Highguard is out now following its high-profile showing at last month’s The Game Awards — and its developers have said a full year of post-launch content is already “deep in development.”
The free-to-play PvP raid shooter is live on PC, Xbox Series X and S, and PlayStation 5, with full crossplay. Development studio Wildlight is made up of former Apex Legends, Titanfall, and Call of Duty: Modern Warfare staff, and promises “a new competitive structure that blends siege warfare and territory control in an evolving match where power levels escalate until only one base is left standing.”
Here’s how Highguard works, according to Wildlight:
Players step into the boots of Wardens, arcane gunslingers sent to fight for control of a mythical continent where magic, gunfire, and siege warfare collide:
- Teams of three select a unique base and fortify their defenses, then ride out across vast, uncharted lands to loot, harvest resources, and upgrade their gear while clashing with a rival Warden crew.
- As magical storms roll in, teams battle over the Shieldbreaker, a powerful sword required to breach enemy defenses. Carrying the Shieldbreaker to the opposing base triggers a full raid — forcing teams to attack, defend, adapt, and escalate in power as the match continues.
- Most of the time, victory doesn’t come with a single raid. When that happens, the enemy base shields repair, the siege tower dissipates, and the fight escalates as loot, gear, and weapons all upgrade in the field, and a new Shieldbreaker forms in a different location in the world. From there, the fight for control continues — until only one base is left standing.
Each Warden is built specifically for Highguard’s PvP Raid Mode. Wardens combine guns, raid tools, and arcane abilities, each designed to support raiding, destruction, defense, infiltration, resource acquisition, and open-world combat.
Mounts allow teams to move quickly across massive maps, fight on the move, and transport the Shieldbreaker. Magical abilities supplement combat, but Highguard is still a gun game at its core. Gunplay remains central, with abilities and tools adding tactical depth.
At launch, the game features a wide array of content: five large-scale maps, six distinct bases, eight Wardens, three mount types, ten weapons, three raid tools, eleven weapon and raid-tool mods, and a wide range of lootable items. More content will be added via seasonal updates.

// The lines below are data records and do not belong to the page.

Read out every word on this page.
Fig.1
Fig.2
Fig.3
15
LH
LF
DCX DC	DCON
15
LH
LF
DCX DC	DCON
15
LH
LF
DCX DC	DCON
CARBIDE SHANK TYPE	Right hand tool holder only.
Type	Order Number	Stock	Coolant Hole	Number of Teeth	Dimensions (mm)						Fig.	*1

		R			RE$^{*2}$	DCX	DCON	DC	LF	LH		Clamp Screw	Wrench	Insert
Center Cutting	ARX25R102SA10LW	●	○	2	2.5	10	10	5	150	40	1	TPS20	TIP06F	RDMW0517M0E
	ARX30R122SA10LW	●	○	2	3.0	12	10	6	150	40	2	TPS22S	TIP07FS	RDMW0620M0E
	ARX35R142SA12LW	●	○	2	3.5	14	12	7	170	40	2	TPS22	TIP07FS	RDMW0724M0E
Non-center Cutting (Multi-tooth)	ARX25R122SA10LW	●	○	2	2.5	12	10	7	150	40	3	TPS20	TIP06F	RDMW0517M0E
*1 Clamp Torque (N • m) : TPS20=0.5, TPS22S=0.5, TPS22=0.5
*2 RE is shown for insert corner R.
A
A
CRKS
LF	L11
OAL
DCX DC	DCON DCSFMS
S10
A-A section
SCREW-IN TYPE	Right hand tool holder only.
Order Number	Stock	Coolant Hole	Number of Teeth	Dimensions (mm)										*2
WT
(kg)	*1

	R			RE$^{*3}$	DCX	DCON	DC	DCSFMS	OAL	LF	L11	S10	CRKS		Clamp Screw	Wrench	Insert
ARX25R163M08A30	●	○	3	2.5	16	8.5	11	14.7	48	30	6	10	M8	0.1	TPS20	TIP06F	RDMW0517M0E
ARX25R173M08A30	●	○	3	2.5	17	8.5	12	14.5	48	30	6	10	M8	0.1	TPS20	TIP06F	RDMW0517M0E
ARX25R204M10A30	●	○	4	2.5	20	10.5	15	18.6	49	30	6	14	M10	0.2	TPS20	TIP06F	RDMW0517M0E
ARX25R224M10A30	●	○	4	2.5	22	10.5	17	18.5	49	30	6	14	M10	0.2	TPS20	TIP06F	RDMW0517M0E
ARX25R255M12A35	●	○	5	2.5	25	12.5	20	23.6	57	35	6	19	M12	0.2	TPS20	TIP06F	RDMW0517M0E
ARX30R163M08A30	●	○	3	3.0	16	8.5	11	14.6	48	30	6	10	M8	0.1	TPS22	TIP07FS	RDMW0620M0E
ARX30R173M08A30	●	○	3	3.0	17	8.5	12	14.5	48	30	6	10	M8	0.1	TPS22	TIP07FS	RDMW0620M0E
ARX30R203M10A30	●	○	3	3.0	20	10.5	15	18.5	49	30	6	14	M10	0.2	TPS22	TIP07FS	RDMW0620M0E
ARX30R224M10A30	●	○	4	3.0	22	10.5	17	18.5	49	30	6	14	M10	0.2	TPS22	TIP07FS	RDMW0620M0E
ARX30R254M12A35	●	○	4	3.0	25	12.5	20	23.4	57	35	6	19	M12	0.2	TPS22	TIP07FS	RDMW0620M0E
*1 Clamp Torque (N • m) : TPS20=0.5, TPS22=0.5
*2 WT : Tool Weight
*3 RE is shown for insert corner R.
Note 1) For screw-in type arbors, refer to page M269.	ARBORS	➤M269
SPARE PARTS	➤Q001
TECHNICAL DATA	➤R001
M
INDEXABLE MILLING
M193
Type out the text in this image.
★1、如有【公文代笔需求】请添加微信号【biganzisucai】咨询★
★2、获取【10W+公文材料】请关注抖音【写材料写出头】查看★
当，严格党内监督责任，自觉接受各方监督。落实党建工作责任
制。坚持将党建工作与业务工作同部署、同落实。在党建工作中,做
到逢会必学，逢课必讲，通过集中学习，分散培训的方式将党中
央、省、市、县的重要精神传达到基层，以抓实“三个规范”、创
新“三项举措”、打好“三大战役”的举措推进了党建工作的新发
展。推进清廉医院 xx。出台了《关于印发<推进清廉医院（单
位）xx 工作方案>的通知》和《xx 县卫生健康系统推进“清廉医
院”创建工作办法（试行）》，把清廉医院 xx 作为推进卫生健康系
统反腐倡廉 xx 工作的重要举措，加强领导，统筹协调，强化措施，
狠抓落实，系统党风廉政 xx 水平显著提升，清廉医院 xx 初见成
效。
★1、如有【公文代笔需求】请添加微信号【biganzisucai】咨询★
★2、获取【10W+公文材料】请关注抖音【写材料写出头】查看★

Wildlight hadn’t said a word about Highguard since its announcement at The Game Awards, opting to launch it cold. Today, now the game is out in the wild, wildlight said it was built “with long-term play in mind.”
“Wildlight brings decades of experience operating live-service shooters at scale, applying those lessons to Highguard’s launch and beyond, with a full year of post-launch content already deep in development,” the developer said. “Highguard’s live service is built around Episodes — each lasting roughly two months and split into two parts — with new core content arriving each month throughout 2026, including content such as maps, bases, modes, Wardens, weapons, mounts, raid tools, and additional loot items.”
Core gameplay content — including new maps, bases, Wardens, and modes — will always be free, delivered through regular updates, with the first wave arriving in two weeks following launch, Wildlight insisted. The studio added that all in-game purchases are cosmetic only, direct purchase only, with no effect on gameplay and no loot boxes or RNG.